Clinical characteristics of well women seeking labial reduction surgery: A prospective study.

Crouch NS, Deans R, Liao L-M M et al (2011) 1471-0528: 1507-1510

This study between 2007-2010 was aimed at assessing the clinical characteristics and expectations of well women attending an outpatient clinic in a general gynaecology clinic in a central London teaching hospital, UK, for elective labial reduction surgery. There is currently no evidence available on the safety and efficacy of labial reduction surgery.

There was ethical approval for the study. The presenting complaints of the clients varied from physical to psychological, and the reasons for current dissatisfaction, expectations of genital surgery and previous exposure to genital images were documented. The authors had a practice to offer labial reduction surgery to clients aged 18 years or above, with either a labial width of over 50mm, or marked labial asymmetry with over 30mm difference in the labia, and this formed the basis of the inclusion criteria.

There were 33 participants over a period of three years. The age range was 11 to 45 years (mean age 23). Majority of the clients, 84% (28 women), self-identified as white, six percent were black, and three percent were asian, from South East Asia.

The majority of the clients, 66% (22 women), self-identified as students, and 30% (10 women) were in paid employment. Eight participants (24%) were aged 16 years or under and all were in full-time education.

Most of the women, 87% (29 women), were referred by their general practitioner, which is to be expected, and 6% (two women) were referred by either the Obstetrics and Gynaecology Registrar or a Consultant Paediatric Endocrinologist.

The sources of information on female genital cosmetic surgery (FGCS), assessed by the women before presentation, included adverts on FGCS in 33% of the women, medical illustrations in 15%, and 12% reported having viewed pornography. Up to 15% of the women had sought psychological services in the past or had actually seen a psychiatrist.

The wishes of the women after the surgery were also varied, from wanting the labia to be smaller, improved appearance, reduced discomfort, and improved confidence, to improved experience of coitus. One woman was unsure and was seeking advice about whether she needed surgery.

In terms of referral outcome, only three patients merit the inclusion for surgery and were offered unilateral labial reduction to address a significant asymmetry.

Of the 30 patients that were refused surgery, 11 (one third) accepted referral to clinical psychologist, 12 of the women (40%) said they would opt for a second opinion or for surgery in the NHS or the private sector, and one was referred urgently to mental health due to potential for self harm.

This is the first report on labial dimensions of women seeking cosmetic labial reduction surgery. In up to 90% (30 of the women), the labial dimensions was found to be within the normal range and this raises concern that the women and their referring doctors have felt that surgery was an appropriate treatment.

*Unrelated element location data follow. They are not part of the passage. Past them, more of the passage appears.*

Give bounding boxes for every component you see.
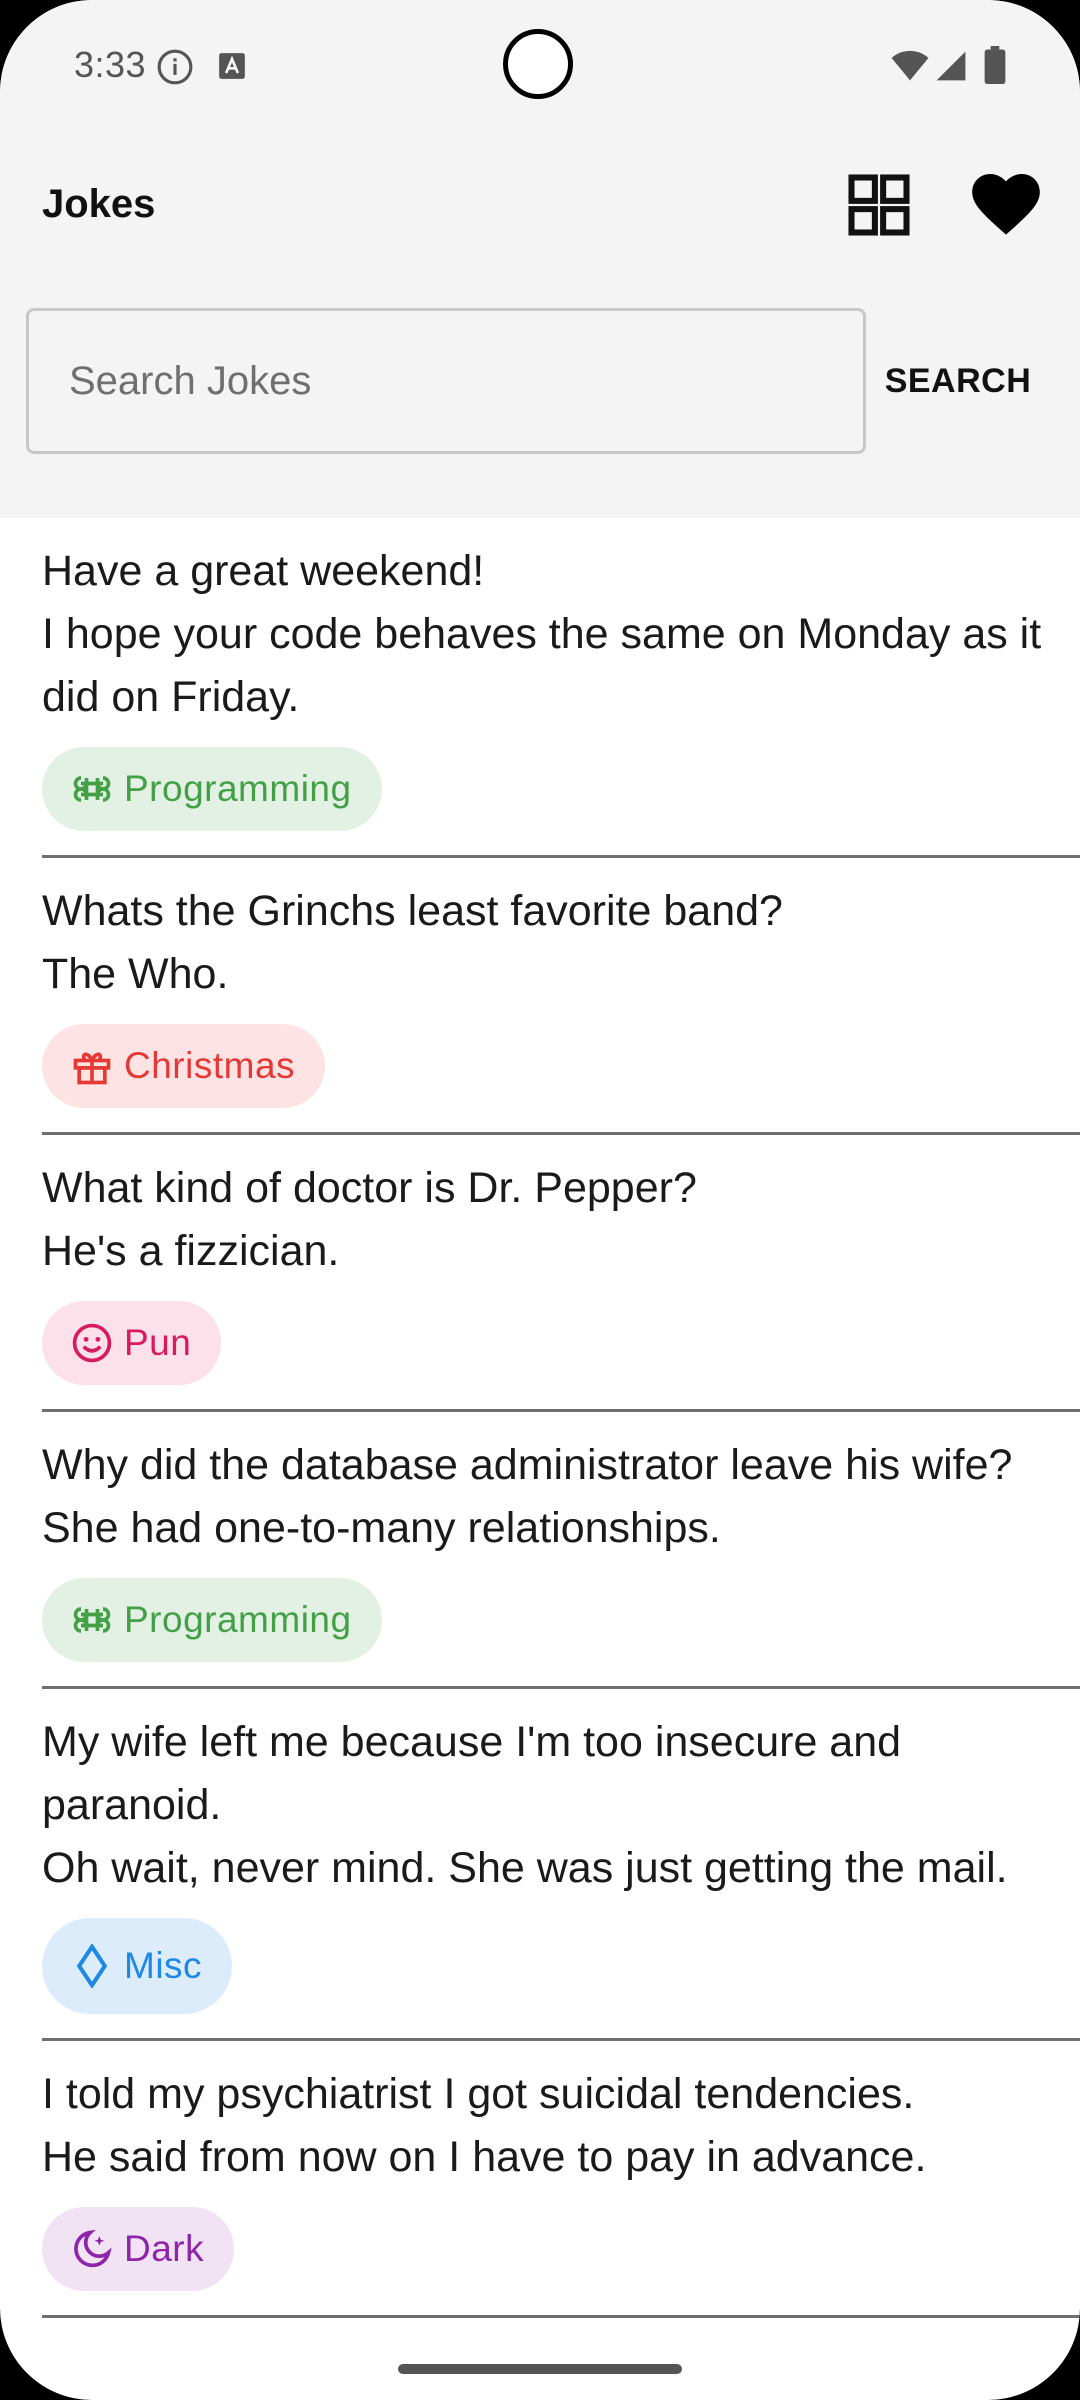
smile-icon bbox=[72, 1323, 112, 1363]
joke-text: What kind of doctor is Dr. Pepper? He's … bbox=[42, 1164, 697, 1275]
joke-item[interactable]: Whats the Grinchs least favorite band? T… bbox=[42, 858, 1080, 1135]
front-camera bbox=[503, 29, 573, 99]
category-chip-programming[interactable]: Programming bbox=[42, 1578, 382, 1662]
grid-view-icon[interactable] bbox=[846, 172, 912, 238]
status-time: 3:33 bbox=[74, 44, 147, 85]
joke-text: Have a great weekend! I hope your code b… bbox=[42, 547, 1042, 721]
status-bar: 3:33 bbox=[0, 0, 1080, 132]
app-title: Jokes bbox=[42, 182, 156, 226]
joke-item[interactable]: My wife left me because I'm too insecure… bbox=[42, 1689, 1080, 2041]
joke-item[interactable]: What kind of doctor is Dr. Pepper? He's … bbox=[42, 1135, 1080, 1412]
joke-text: Why did the database administrator leave… bbox=[42, 1441, 1013, 1552]
moon-stars-icon bbox=[74, 2229, 112, 2268]
info-icon bbox=[157, 49, 193, 85]
joke-text: I told my psychiatrist I got suicidal te… bbox=[42, 2070, 927, 2181]
joke-list[interactable]: Have a great weekend! I hope your code b… bbox=[0, 518, 1080, 2318]
top-section: 3:33 Jokes Search Jokes SEARCH bbox=[0, 0, 1080, 518]
chip-label: Misc bbox=[124, 1945, 203, 1986]
chip-label: Christmas bbox=[124, 1045, 296, 1086]
category-chip-misc[interactable]: Misc bbox=[42, 1918, 233, 2014]
category-chip-christmas[interactable]: Christmas bbox=[42, 1024, 326, 1108]
joke-item[interactable]: I told my psychiatrist I got suicidal te… bbox=[42, 2041, 1080, 2318]
chip-label: Dark bbox=[124, 2228, 205, 2269]
chip-label: Programming bbox=[124, 1599, 352, 1640]
command-icon bbox=[73, 776, 111, 802]
chip-label: Programming bbox=[124, 768, 352, 809]
joke-item[interactable]: Have a great weekend! I hope your code b… bbox=[42, 518, 1080, 858]
command-icon bbox=[73, 1607, 111, 1633]
signal-icon bbox=[936, 51, 966, 81]
battery-icon bbox=[984, 46, 1006, 84]
home-indicator[interactable] bbox=[398, 2364, 682, 2374]
category-chip-programming[interactable]: Programming bbox=[42, 747, 382, 831]
search-input[interactable] bbox=[26, 308, 866, 454]
search-button[interactable]: SEARCH bbox=[878, 308, 1038, 454]
category-chip-pun[interactable]: Pun bbox=[42, 1301, 222, 1385]
category-chip-dark[interactable]: Dark bbox=[42, 2207, 235, 2291]
diamond-icon bbox=[76, 1944, 108, 1988]
heart-icon[interactable] bbox=[972, 174, 1040, 236]
gift-icon bbox=[73, 1052, 111, 1085]
joke-text: My wife left me because I'm too insecure… bbox=[42, 1718, 1008, 1892]
app-bar: Jokes bbox=[0, 160, 1080, 250]
phone-screen: 3:33 Jokes Search Jokes SEARCH Have a gr… bbox=[0, 0, 1080, 2400]
chip-label: Pun bbox=[124, 1322, 192, 1363]
wifi-icon bbox=[891, 50, 929, 81]
joke-item[interactable]: Why did the database administrator leave… bbox=[42, 1412, 1080, 1689]
joke-text: Whats the Grinchs least favorite band? T… bbox=[42, 887, 783, 998]
a-icon bbox=[219, 53, 245, 79]
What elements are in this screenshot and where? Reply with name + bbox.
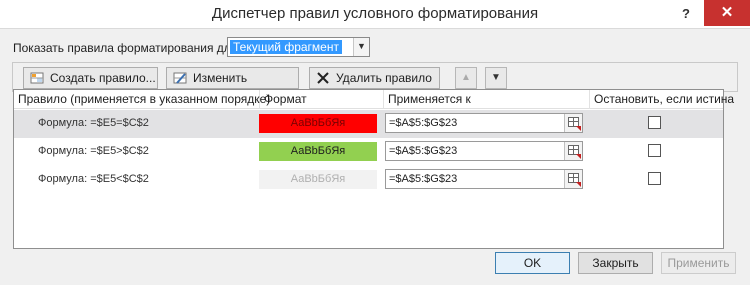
show-rules-selected-value: Текущий фрагмент [230, 40, 342, 54]
new-rule-icon [30, 71, 44, 85]
applies-to-value: =$A$5:$G$23 [389, 173, 458, 185]
range-select-button[interactable] [564, 114, 582, 132]
stop-if-true-checkbox[interactable] [648, 172, 661, 185]
format-preview: АаВbБбЯя [259, 170, 377, 189]
rules-toolbar: Создать правило... Изменить правило... У… [12, 62, 738, 105]
format-preview: АаВbБбЯя [259, 114, 377, 133]
rule-row[interactable]: Формула: =$E5=$C$2 АаВbБбЯя =$A$5:$G$23 [14, 110, 723, 138]
ok-button[interactable]: OK [495, 252, 570, 274]
grid-header: Правило (применяется в указанном порядке… [14, 90, 734, 109]
applies-to-value: =$A$5:$G$23 [389, 145, 458, 157]
close-button[interactable]: Закрыть [578, 252, 653, 274]
new-rule-button[interactable]: Создать правило... [23, 67, 158, 89]
applies-to-value: =$A$5:$G$23 [389, 117, 458, 129]
applies-to-field[interactable]: =$A$5:$G$23 [385, 169, 583, 189]
rule-formula: Формула: =$E5>$C$2 [38, 145, 149, 157]
column-header-rule[interactable]: Правило (применяется в указанном порядке… [14, 90, 270, 109]
close-window-button[interactable]: ✕ [704, 0, 750, 26]
range-select-button[interactable] [564, 170, 582, 188]
help-button[interactable]: ? [671, 2, 701, 26]
rule-row[interactable]: Формула: =$E5>$C$2 АаВbБбЯя =$A$5:$G$23 [14, 138, 723, 166]
delete-rule-button[interactable]: Удалить правило [309, 67, 440, 89]
rule-formula: Формула: =$E5=$C$2 [38, 117, 149, 129]
apply-button[interactable]: Применить [661, 252, 736, 274]
applies-to-field[interactable]: =$A$5:$G$23 [385, 113, 583, 133]
red-arrow-icon [576, 126, 581, 131]
dialog-content: Показать правила форматирования для: Тек… [0, 28, 750, 285]
column-header-applies-to[interactable]: Применяется к [384, 90, 590, 109]
delete-icon [316, 71, 330, 85]
rule-formula: Формула: =$E5<$C$2 [38, 173, 149, 185]
column-header-format[interactable]: Формат [260, 90, 384, 109]
window-title: Диспетчер правил условного форматировани… [211, 5, 539, 22]
stop-if-true-checkbox[interactable] [648, 144, 661, 157]
applies-to-field[interactable]: =$A$5:$G$23 [385, 141, 583, 161]
range-select-button[interactable] [564, 142, 582, 160]
chevron-down-icon[interactable]: ▼ [353, 38, 369, 56]
new-rule-label: Создать правило... [50, 71, 156, 85]
edit-rule-button[interactable]: Изменить правило... [166, 67, 299, 105]
format-preview: АаВbБбЯя [259, 142, 377, 161]
delete-rule-label: Удалить правило [336, 71, 432, 85]
title-bar: Диспетчер правил условного форматировани… [0, 0, 750, 28]
edit-rule-icon [173, 71, 187, 85]
red-arrow-icon [576, 182, 581, 187]
column-header-stop-if-true[interactable]: Остановить, если истина [590, 90, 734, 109]
show-rules-dropdown[interactable]: Текущий фрагмент ▼ [227, 37, 370, 57]
rule-row[interactable]: Формула: =$E5<$C$2 АаВbБбЯя =$A$5:$G$23 [14, 166, 723, 194]
move-down-button[interactable]: ▼ [485, 67, 507, 89]
stop-if-true-checkbox[interactable] [648, 116, 661, 129]
rules-grid: Правило (применяется в указанном порядке… [13, 89, 734, 249]
red-arrow-icon [576, 154, 581, 159]
move-up-button[interactable]: ▲ [455, 67, 477, 89]
show-rules-label: Показать правила форматирования для: [13, 41, 241, 55]
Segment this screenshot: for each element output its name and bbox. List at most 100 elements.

The authors admit definition of ‘normal’ may be problematic and may be subject to variable interpretation. The definition of normalcy defined in this study may therefore be helpful in counseling for the time being, until more larger prospective studies are available.

There are, however, clinicians’ dilemmas, as legislation in the UK prohibits incision, excision and infibulations of the labia majora, labia minora or clitoris for cultural and non-therapeutic reasons, even if an adult woman were to give consent and even if it were carried out by medical practitioners. It is difficult to see how operations on normal sex organs in the absence of quality data could be therapeutic as it is difficult to see how FGCS could be anything other than cultural. This also led the RCOG to issue a statement in 2009 advocating that any decision for surgery be based on clinical grounds.

The study was also concerned about the young age of some of the referred women, some as young as 11. As the external genitalia continues to develop throughout adolescence and may be asymmetrical initially, the prohibition of surgery on normal children should therefore not require any debate.